Another consequence was, that she excelled in all manner
of needlework, such as is not known even by name in these days. She
could darn either lace, table-linen, India muslin, or stockings, so that
no one could tell where the hole or rent had been. Though a good
Protestant, and never missing Guy Faux day at church, she was as skilful
at fine work as any nun in a Papist convent. She would take a piece of
French cambric, and by drawing out some threads, and working in others,
it became delicate lace in a very few hours. She did the same by
Hollands cloth, and made coarse strong lace, with which all my lady's
napkins and table-linen were trimmed. We worked under her during a great
part of the day, either in the still-room, or at our sewing in a chamber
that opened out of the great hall. My lady despised every kind of work
that would now be called Fancy-work. She considered that the use of
coloured threads or worsted was only fit to amuse children; but that
grown women ought not to be taken with mere blues and reds, but to
restrict their pleasure in sewing to making small and delicate stitches.
She would speak of the old tapestry in the hall as the work of her
ancestresses, who lived before the Reformation, and were consequently
unacquainted with pure and simple tastes in work, as well as in religion.
Nor would my lady sanction the fashion of the day, which, at the
beginning of this century, made all the fine ladies take to making shoes.
She said that such work was a consequence of the French Revolution, which
had done much to annihilate all distinctions of rank and class, and hence
it was, that she saw young ladies of birth and breeding handling lasts,
and awls, and dirty cobblers'-wax, like shoe'-makers' daughters.
Very frequently one of us would be summoned to my lady to read aloud to
her, as she sat in her small withdrawing-room, some improving book. It
was generally Mr. Addison's "Spectator;" but one year, I remember, we had
to read "Sturm's Reflections" translated from a German book Mrs.
Medlicott recommended. Mr. Sturm told us what to think about for every
day in the year; and very dull it was; but I believe Queen Charlotte had
liked the book very much, and the thought of her royal approbation kept
my lady awake during the reading. "Mrs. Chapone's Letters" and "Dr.
Gregory's Advice to Young Ladies" composed the rest of our library for
week-day reading. I, for one, was glad to leave my fine sewing, and even
my reading aloud (though this last did keep me with my dear lady) to go
to the still-room and potter about among the preserves and the medicated
waters. There was no doctor for many miles round, and with Mrs.
Medlicott to direct us, and Dr. Buchan to go by for recipes, we sent out
many a bottle of physic, which, I dare say, was as good as what comes out
of the druggist's shop. At any rate, I do not think we did much harm;
for if any of our physics tasted stronger than usual, Mrs. Medlicott
would bid us let it down with cochineal and water, to make all safe, as
she said. So our bottles of medicine had very little real physic in them
at last; but we were careful in putting labels on them, which looked very
mysterious to those who could not read, and helped the medicine to do its
work. I have sent off many a bottle of salt and water coloured red; and
whenever we had nothing else to do in the still-room, Mrs. Medlicott
would set us to making bread-pills, by way of practice; and, as far as I
can say, they were very efficacious, as before we gave out a box Mrs.
Medlicott always told the patient what symptoms to expect; and I hardly
ever inquired without hearing that they had produced their effect. There
was one old man, who took six pills a-night, of any kind we liked to give
him, to make him sleep; and if, by any chance, his daughter had forgotten
to let us know that he was out of his medicine, he was so restless and
miserable that, as he said, he thought he was like to die. I think ours
was what would be called homoeopathic practice now-a-days. Then we
learnt to make all the cakes and dishes of the season in the still-room.

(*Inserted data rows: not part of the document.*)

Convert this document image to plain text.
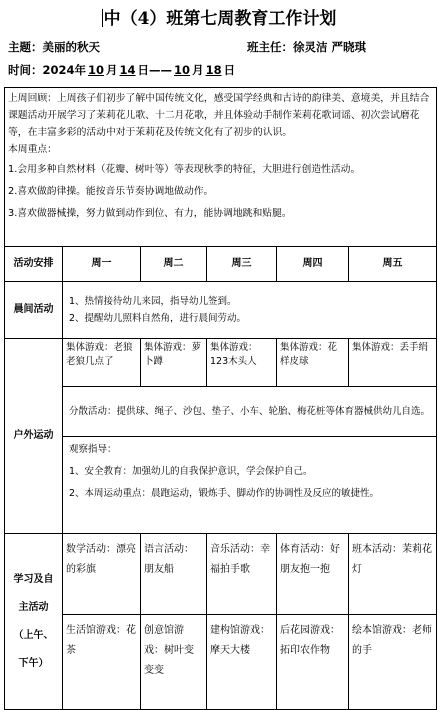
中（4）班第七周教育工作计划
主题：美丽的秋天	班主任：徐灵洁 严晓琪
时间：2024年 10 月 14 日—— 10 月 18 日

上周回顾：上周孩子们初步了解中国传统文化，感受国学经典和古诗的韵律美、意境美，并且结合课题活动开展学习了茉莉花儿歌、十二月花歌，并且体验动手制作茉莉花歌词谣、初次尝试磨花等，在丰富多彩的活动中对于茉莉花及传统文化有了初步的认识。

本周重点：

1.会用多种自然材料（花瓣、树叶等）等表现秋季的特征，大胆进行创造性活动。

2.喜欢做韵律操。能按音乐节奏协调地做动作。

3.喜欢做器械操，努力做到动作到位、有力，能协调地跳和贴腿。					

活动安排	周一	周二	周三	周四	周五
晨间活动	1、热情接待幼儿来园，指导幼儿签到。

2、提醒幼儿照料自然角，进行晨间劳动。				

户外运动	集体游戏：老狼老狼几点了	集体游戏：萝卜蹲	集体游戏：123木头人	集体游戏：花样皮球	集体游戏：丢手绢
	分散活动：提供球、绳子、沙包、垫子、小车、轮胎、梅花桩等体育器械供幼儿自选。				

	观察指导：

1、安全教育：加强幼儿的自我保护意识，学会保护自己。

2、本周运动重点：晨跑运动，锻炼手、脚动作的协调性及反应的敏捷性。				

学习及自
主活动
（上午、
下午）	数学活动：漂亮的彩旗	语言活动：朋友船	音乐活动：幸福拍手歌	体育活动：好朋友抱一抱	班本活动：茉莉花灯
	生活馆游戏：花茶	创意馆游戏：树叶变变变	建构馆游戏：摩天大楼	后花园游戏：拓印农作物	绘本馆游戏：老师的手
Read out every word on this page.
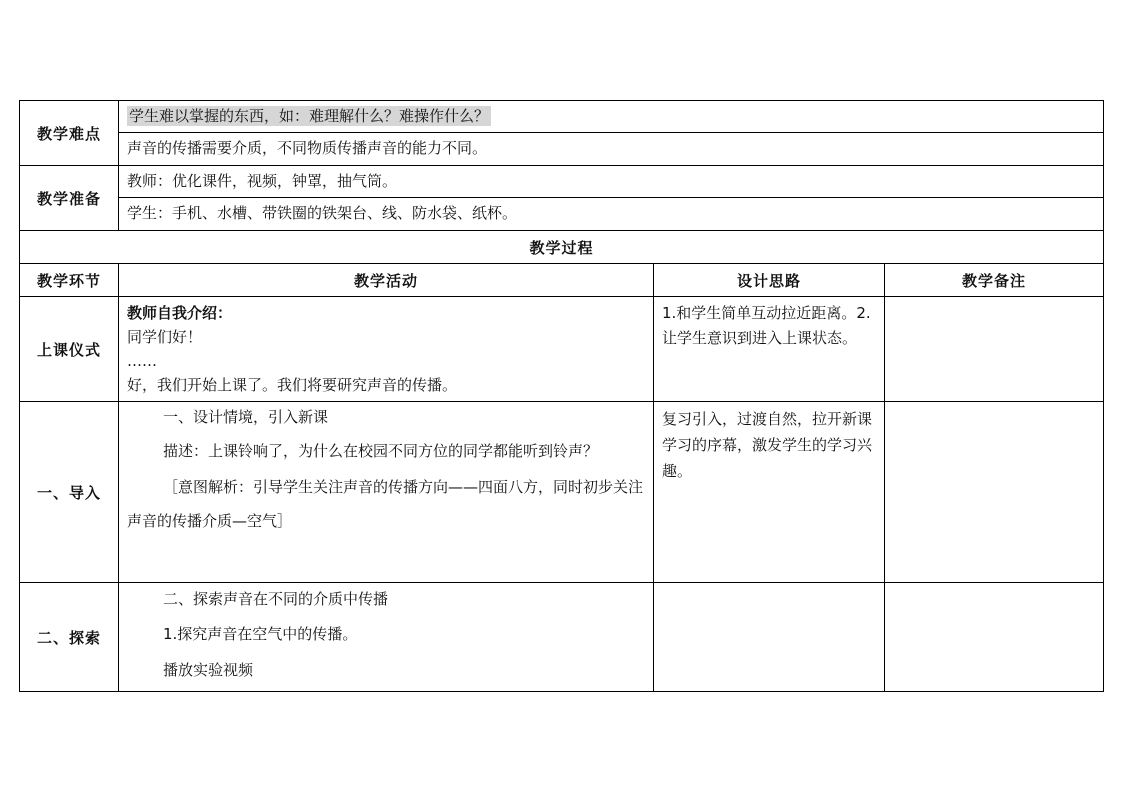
教学难点	学生难以掌握的东西，如：难理解什么？难操作什么？		
	声音的传播需要介质，不同物质传播声音的能力不同。		
教学准备	教师：优化课件，视频，钟罩，抽气筒。		
	学生：手机、水槽、带铁圈的铁架台、线、防水袋、纸杯。		
教学过程			
教学环节	教学活动	设计思路	教学备注
上课仪式	教师自我介绍：
同学们好！
……
好，我们开始上课了。我们将要研究声音的传播。	1.和学生简单互动拉近距离。2.让学生意识到进入上课状态。	
一、导入	一、设计情境，引入新课
描述：上课铃响了，为什么在校园不同方位的同学都能听到铃声？
［意图解析：引导学生关注声音的传播方向——四面八方，同时初步关注声音的传播介质—空气］	复习引入，过渡自然，拉开新课学习的序幕，激发学生的学习兴趣。	
二、探索	二、探索声音在不同的介质中传播
1.探究声音在空气中的传播。
播放实验视频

We had plum-porridge and mince-pies at Christmas, fritters and pancakes
on Shrove Tuesday, furmenty on Mothering Sunday, violet-cakes in Passion
Week, tansy-pudding on Easter Sunday, three-cornered cakes on Trinity
Sunday, and so on through the year: all made from good old Church
receipts, handed down from one of my lady's earliest Protestant
ancestresses. Every one of us passed a portion of the day with Lady
Ludlow; and now and then we rode out with her in her coach and four. She
did not like to go out with a pair of horses, considering this rather
beneath her rank; and, indeed, four horses were very often needed to pull
her heavy coach through the stiff mud. But it was rather a cumbersome
equipage through the narrow Warwickshire lanes; and I used often to think
it was well that countesses were not plentiful, or else we might have met
another lady of quality in another coach and four, where there would have
been no possibility of turning, or passing each other, and very little
chance of backing. Once when the idea of this danger of meeting another
countess in a narrow, deep-rutted lane was very prominent in my mind I
ventured to ask Mrs. Medlicott what would have to be done on such an
occasion; and she told me that "de latest creation must back, for sure,"
which puzzled me a good deal at the time, although I understand it now.